Civil engineer and Chevalier of the Order of the Corona d'Italia.

Died 1879, aged 70. [1]


DNB Notes [2]

FOSTER, PETER LE NEVE (1809–1879), secretary to the Society of Arts, born 17 Aug. 1809, was the son of Peter le Neve Foster of Lenwade, Norfolk.

He was educated under Dr. Valpy at Norwich grammar school, whence he went to Trinity Hall, Cambridge, graduating in the mathematical tripos in 1830. He was elected to a fellowship at his college as thirty-eighth wrangler.

In 1836 he was called to the bar, and for fifteen or sixteen years he practised as a conveyancer.

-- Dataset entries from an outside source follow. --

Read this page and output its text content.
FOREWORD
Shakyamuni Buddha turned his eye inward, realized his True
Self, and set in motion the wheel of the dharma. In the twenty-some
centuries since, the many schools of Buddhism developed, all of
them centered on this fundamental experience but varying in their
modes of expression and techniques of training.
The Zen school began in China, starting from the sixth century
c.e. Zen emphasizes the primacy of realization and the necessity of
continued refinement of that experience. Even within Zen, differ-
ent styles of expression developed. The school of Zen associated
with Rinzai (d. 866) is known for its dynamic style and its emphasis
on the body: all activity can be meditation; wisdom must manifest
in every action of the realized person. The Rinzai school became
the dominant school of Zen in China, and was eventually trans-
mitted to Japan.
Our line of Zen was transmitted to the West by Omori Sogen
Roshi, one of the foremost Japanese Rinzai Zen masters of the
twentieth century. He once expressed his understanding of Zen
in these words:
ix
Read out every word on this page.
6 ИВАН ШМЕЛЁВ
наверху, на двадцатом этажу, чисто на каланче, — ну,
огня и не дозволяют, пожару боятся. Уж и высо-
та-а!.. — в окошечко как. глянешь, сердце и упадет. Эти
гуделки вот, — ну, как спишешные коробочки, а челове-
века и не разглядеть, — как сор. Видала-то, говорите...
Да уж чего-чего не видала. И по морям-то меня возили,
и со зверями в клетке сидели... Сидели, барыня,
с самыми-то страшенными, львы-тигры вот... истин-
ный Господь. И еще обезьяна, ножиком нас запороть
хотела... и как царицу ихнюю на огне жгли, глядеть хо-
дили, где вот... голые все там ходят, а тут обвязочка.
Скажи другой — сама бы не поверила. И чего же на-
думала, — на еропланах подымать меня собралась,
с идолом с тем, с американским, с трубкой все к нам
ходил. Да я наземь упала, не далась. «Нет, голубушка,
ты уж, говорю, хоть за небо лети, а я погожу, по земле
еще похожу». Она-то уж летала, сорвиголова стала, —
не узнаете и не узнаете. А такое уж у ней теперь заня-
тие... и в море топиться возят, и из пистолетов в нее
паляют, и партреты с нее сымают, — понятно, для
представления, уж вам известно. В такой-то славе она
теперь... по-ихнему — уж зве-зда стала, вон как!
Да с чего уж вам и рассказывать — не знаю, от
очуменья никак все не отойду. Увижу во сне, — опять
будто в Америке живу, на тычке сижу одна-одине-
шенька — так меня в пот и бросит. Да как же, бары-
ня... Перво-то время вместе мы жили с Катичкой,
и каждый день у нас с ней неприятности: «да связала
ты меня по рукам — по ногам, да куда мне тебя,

In 1853 an association of some years with the Society of Arts led to his being appointed secretary to the society on the retirement of George Grove, and this post he held till his death. In association with Sir Henry Cole, Sir Charles Wentworth Dilke, and others, he had much to do with the organisation of the first Great Exhibition of 1851 and its successor in 1862, though his share of the work was not recognised by any of the honours or rewards which fell to the lot of many of his companions. He was also connected in various capacities with several of the earlier foreign exhibitions.

He was one of the first to practise, as a scientific amateur, the art of photography, and was one of the founders of the Photographic Society.

He served for thirteen years as secretary of the mechanical science section of the British Association, and was for a still longer time a regular attendant at its meetings. He was a constant contributor to several of the scientific and technical journals. In the journal of his own society he wrote a good deal, generally anonymously. He read two papers before the Society of Arts, one on ‘Aluminium’ (in 1859), and the other on the ‘Electric Loom’ (in 1860). As secretary to the Society of Arts, he took part in many public movements originated by the society, but being a man of simple tastes, and singularly devoid of personal ambition, he was never anxious to obtain recognition for his labours or to dispute with others the credit which was often justly his due.

He died at Wandsworth, Surrey, 21 Feb. 1879.